Au bas de l’immeuble pelé, Srdjan, un guide touristique de 35 ans, glisse, dans un sourire : « Quand on lui disait bonjour, il hochait juste la tête. On pensait que c’était un peintre. » Et s’il avait su ? « Jamais je n’aurais trahi ! À cause de la religion et parce que beaucoup de crimes ont été commis par les Croates et les musulmans. » Et pourtant, Srdjan vote Tadic, le président proeuropéen. Le coeur entre deux, en somme, à l’image d’un pays qui se débat toujours avec son passé sanglant et rêve d’un avenir, encore incertain. Preuve en est qu’à la fin 2008 l’ancien puissant et ultranationaliste Parti radical serbe s’est démantibulé après le départ de son leader, Nikolic, qui a opté pour l’intégration européenne et un parti conservateur traditionnel. « Une grande victoire, souffle un diplomate occidental. Et comme par hasard, Karadzic a été arrêté peu après le succès aux législatives des démocrates proeuropéens, fermant la page Kostunica, l’ancien Premier ministre nationaliste. » Comme par hasard, aussi, le chef des services secrets serbes a changé simultanément.

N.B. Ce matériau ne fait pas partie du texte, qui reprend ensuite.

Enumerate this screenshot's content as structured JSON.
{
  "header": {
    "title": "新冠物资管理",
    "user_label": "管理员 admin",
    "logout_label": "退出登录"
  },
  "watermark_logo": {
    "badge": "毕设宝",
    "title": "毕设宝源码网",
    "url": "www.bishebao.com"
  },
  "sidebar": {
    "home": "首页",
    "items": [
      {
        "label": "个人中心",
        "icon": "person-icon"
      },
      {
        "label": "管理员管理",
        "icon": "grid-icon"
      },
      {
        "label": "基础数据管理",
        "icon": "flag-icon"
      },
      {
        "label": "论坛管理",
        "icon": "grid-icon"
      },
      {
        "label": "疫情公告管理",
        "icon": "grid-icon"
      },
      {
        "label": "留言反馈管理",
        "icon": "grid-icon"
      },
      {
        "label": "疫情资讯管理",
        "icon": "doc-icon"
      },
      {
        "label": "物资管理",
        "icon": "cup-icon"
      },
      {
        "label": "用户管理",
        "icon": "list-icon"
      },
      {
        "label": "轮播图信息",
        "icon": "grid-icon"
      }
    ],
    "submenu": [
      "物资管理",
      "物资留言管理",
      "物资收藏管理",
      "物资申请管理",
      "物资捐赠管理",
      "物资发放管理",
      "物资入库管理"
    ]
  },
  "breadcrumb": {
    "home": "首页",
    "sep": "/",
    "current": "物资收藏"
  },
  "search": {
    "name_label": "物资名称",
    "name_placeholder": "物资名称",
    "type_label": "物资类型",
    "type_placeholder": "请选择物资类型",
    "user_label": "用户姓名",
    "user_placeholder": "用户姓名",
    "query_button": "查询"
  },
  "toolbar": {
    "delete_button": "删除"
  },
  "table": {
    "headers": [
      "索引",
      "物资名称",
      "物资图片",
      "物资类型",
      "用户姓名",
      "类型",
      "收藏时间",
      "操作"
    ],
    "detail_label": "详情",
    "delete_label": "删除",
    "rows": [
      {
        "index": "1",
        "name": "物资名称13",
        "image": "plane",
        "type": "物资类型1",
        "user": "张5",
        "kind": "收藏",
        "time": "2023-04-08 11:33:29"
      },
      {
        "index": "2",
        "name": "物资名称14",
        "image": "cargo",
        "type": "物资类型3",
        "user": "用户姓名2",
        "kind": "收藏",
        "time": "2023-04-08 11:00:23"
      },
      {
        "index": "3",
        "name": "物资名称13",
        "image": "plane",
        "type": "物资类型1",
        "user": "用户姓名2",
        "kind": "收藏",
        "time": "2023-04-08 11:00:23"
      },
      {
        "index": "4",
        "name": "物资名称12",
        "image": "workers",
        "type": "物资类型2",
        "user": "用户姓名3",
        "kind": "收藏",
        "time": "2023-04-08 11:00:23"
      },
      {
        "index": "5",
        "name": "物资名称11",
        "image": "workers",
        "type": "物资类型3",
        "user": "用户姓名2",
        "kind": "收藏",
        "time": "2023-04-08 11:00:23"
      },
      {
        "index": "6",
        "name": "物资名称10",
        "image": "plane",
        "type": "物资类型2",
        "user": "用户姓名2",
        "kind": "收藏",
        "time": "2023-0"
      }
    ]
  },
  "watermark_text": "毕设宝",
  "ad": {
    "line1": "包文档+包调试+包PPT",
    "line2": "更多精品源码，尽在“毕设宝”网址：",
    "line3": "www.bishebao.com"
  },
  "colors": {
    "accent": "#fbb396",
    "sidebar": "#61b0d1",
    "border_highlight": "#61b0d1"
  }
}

Au café, Dabic buvait, parlait un peu et contemplait son portrait
Ce qui avait commencé comme un conte homérique pour les uns, une plongée dans l’abîme pour les autres, s’est donc achevé dans le bus 73, le 21 juillet 2008. « Un mois avant, nous avons eu des suspicions sur Dabic, explique Bruno Vekaric, porte-parole du tribunal pour les crimes de guerre, à Belgrade. Au même moment, chez Stojan Zupljanin, un ancien de Bosnie et proche de Karadzic, arrêté à Nis, on a trouvé un livre barbouillé de codes dissimulant des noms de personnes, de villes. Cela a peut-être perturbé leurs plans… » Des informations sont aussi venues de l’Otan en Bosnie. Mais Vekaric s’en tient là : « On dira tout quand on aura arrêté Mladic. » Il reçoit tous les jours des menaces de mort par la poste.
Ce 21 juillet 2008, la face de gourou est placardée à la télévision : le pays est frappé de stupeur. Au comptoir de Luda Kuca (Maison folle), un QG nationaliste à 50 mètres de l’ancien appartement de Dabic, un grand froid tombe sur les hommes. Sous les photos de la sainte Trinité Milosevic-Mladic-Karadzic, ils ont passé ici des soirées avec leur héros, à écouter le chant déchirant de la gusla, l’instrument à cordes traditionnel, à se bercer de poèmes épiques, sans jamais le reconnaître. Dabic buvait, parlait un peu et contemplait son portrait. « Il avait l’air heureux », soupire Nebojsa, un client fidèle. Saisi d’une infinie tristesse, il murmure le couplet qu’ils entonnaient avec lui : « Radovan, descends de la montagne. Il y a quatre ans qu’on ne t’a pas vu… »
Son frère, Luka, un grand moustachu, attablé dans un restaurant en sous-sol de Belgrade. Il dit aussi que Radovan a été arrêté le 18 et non le 21 juillet, gardé trois jours au secret. L’a-t-il aidé, pendant la cavale ? Long silence. « Un jour, je dirai tout. »
Au soir de la fin, quand Dabic-Karadzic est entré dans le bureau du procureur, il marchait lentement, voûté, et il s’exprimait en serbe. Puis il s’est redressé, s’est mis à parler en dialecte bosniaque. Et il a commandé un whisky. Devant sa télé, le Dr Mina Minic s’est pincé, comme les autres. Aujourd’hui, il se dit « très fier d’avoir protégé Karadzic ». D’ailleurs, depuis qu’il est incarcéré, il l’a promu docteur en radiesthésie.